I bambini che frequentavano tale struttura sovente erano costretti a subire:
– Violenza fisica, quale, lesioni cutanee, negligenza, trascuratezza, percosse, erano costretti a mangiare il loro vomito.
– Abuso psicologico: i bambini vivevano nel terrore, venivano continuamente rimproverati e respinti e subivano punizioni corporali o erano costretti a stare in stanze anguste e al buio.
Ma quali danni arreca la violenza fisica, psichica ad un bambino?
La violenza è un’esperienza devastante sia fisicamente che psicologicamente. Produce comportamenti psicopatologici a causa della confusione che si genera nella vittima a livello cognitivo, emotivo e relazionale.
Sul piano relazione la vittima si sente tradita, manipolata, ingannata da qualcuno a cui era legata.
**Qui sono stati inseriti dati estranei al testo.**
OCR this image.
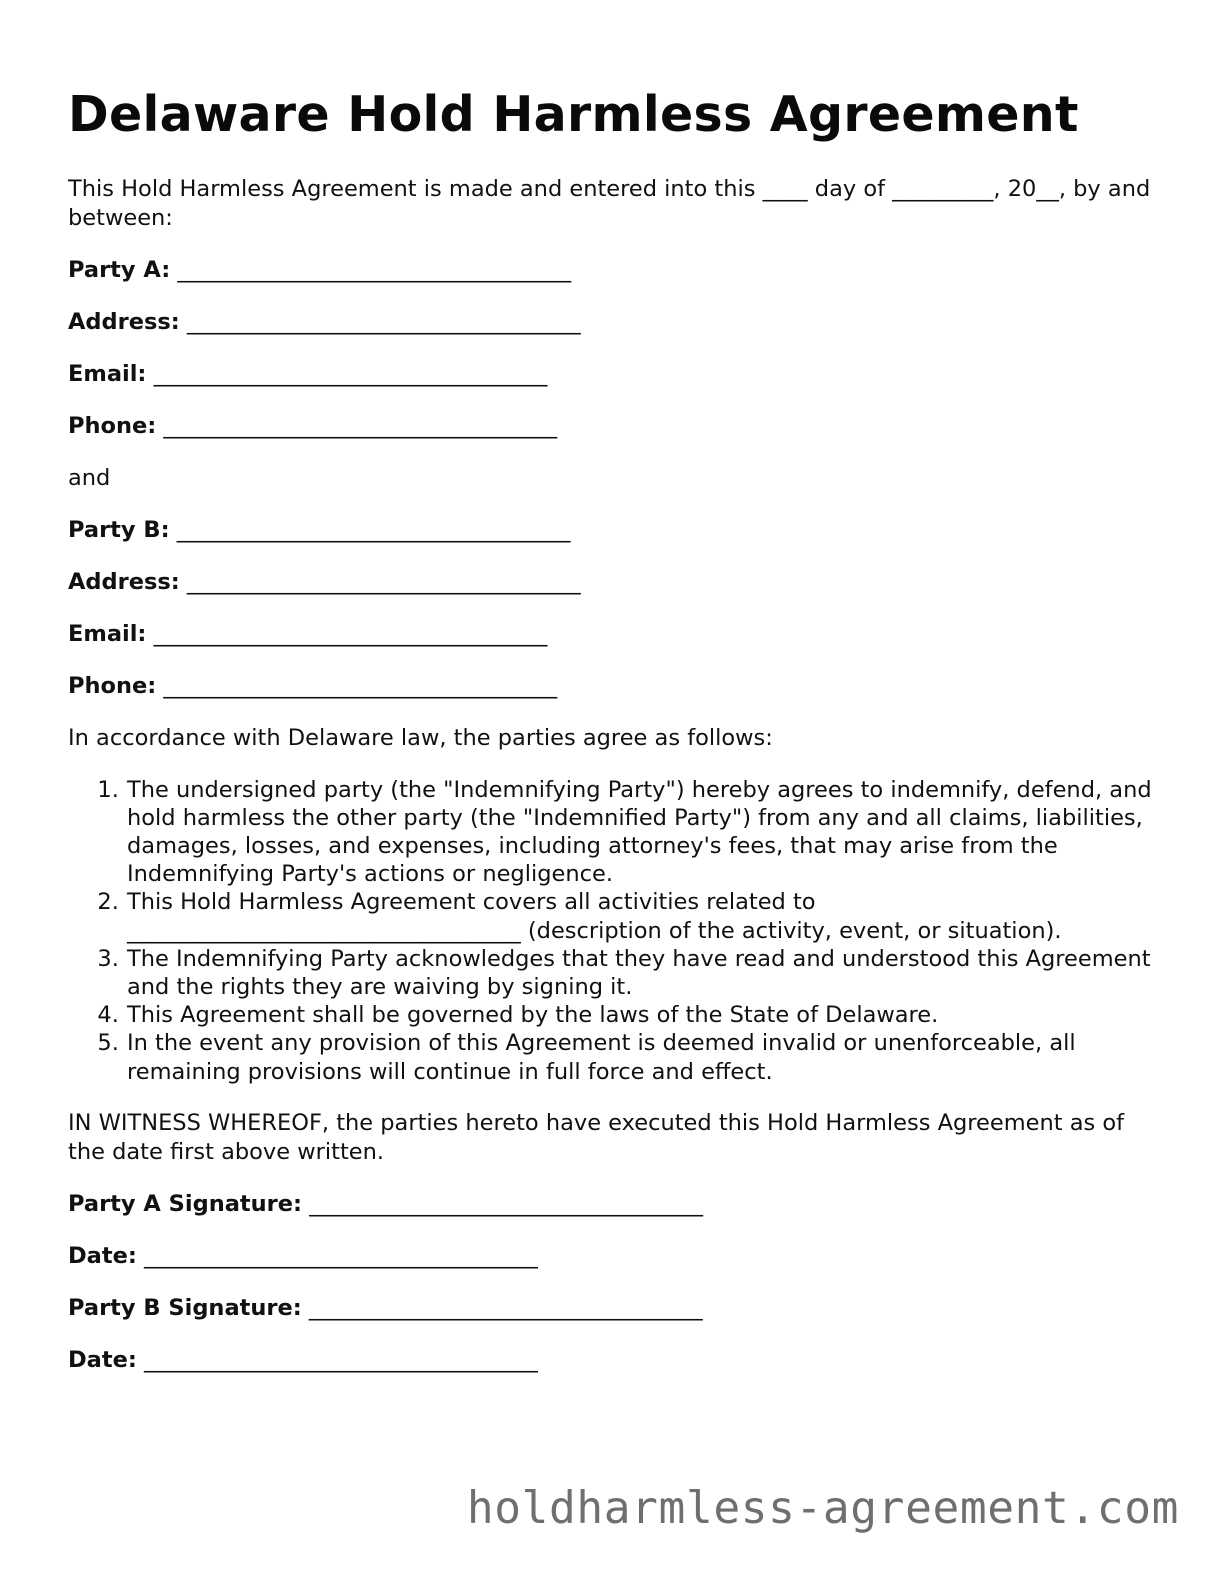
Delaware Hold Harmless Agreement

This Hold Harmless Agreement is made and entered into this ____ day of _________, 20__, by and between:

Party A: ___________________________________
Address: ___________________________________
Email: ___________________________________
Phone: ___________________________________

and

Party B: ___________________________________
Address: ___________________________________
Email: ___________________________________
Phone: ___________________________________

In accordance with Delaware law, the parties agree as follows:

1. The undersigned party (the "Indemnifying Party") hereby agrees to indemnify, defend, and hold harmless the other party (the "Indemnified Party") from any and all claims, liabilities, damages, losses, and expenses, including attorney's fees, that may arise from the Indemnifying Party's actions or negligence.
2. This Hold Harmless Agreement covers all activities related to ___________________________________ (description of the activity, event, or situation).
3. The Indemnifying Party acknowledges that they have read and understood this Agreement and the rights they are waiving by signing it.
4. This Agreement shall be governed by the laws of the State of Delaware.
5. In the event any provision of this Agreement is deemed invalid or unenforceable, all remaining provisions will continue in full force and effect.

IN WITNESS WHEREOF, the parties hereto have executed this Hold Harmless Agreement as of the date first above written.

Party A Signature: ___________________________________
Date: ___________________________________
Party B Signature: ___________________________________
Date: ___________________________________
holdharmless-agreement.com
Nel caso in questione, l’educatrice, la maestra, nelle ore di assenza del genitore, diventano delle figure sostitutive al genitore stesso, trasferendo in loro quei sentimenti quelle emozioni di fiducia, di affidamento, che vengono inevitabilmente traditi.
Sul piano corporeo, l’invasione e la demolizione provoca la perdita del senso di padronanza di sé perdendo tutte quelle abilità e autonomie che il bambino ha raggiunto, per esempio: se il bambino sta attraverso la fase dello svezzamento e quindi prende il contatto con il cucchiaino, o inizia a mangiare da solo, le violenze determinano una regressione e quindi un rifiuto delle conquiste fatte ritornando ad alimentarsi con il biberon, o peggio ancora, rifiutando il cibo. Se il bambino ha raggiunto il controllo degli sfinteri, l’esperienza di essere continuamente picchiato, rimproverato determinerebbe un ritorno all’uso del pannolino. Il bambino che deambula potrebbe avere un blocco e ritornare nella fase che precede la deambulazione, ovvero, strisciare a terra, muoversi a carponi, o nei casi più gravi, volere stare sempre in braccio ai genitori.
Perché per i genitori a volte diventa difficile notare il disagio che il bambino vive?
La mancanza di una fiducia di base verso i propri caregiver e di un senso di sé creerà un vuoto interiore, che spingerà il bambino ad orientarsi continuamente verso il mondo esterno alla ricerca continua ed acritica di ciò che gli altri vogliono da lui, adattandosi a qualsiasi richiesta pur di mantenere il rapporto e l’illusoria sensazione di sicurezza. L’autostima del tutto inesistente sarà legata ad una continua conferma da parte del mondo esterno.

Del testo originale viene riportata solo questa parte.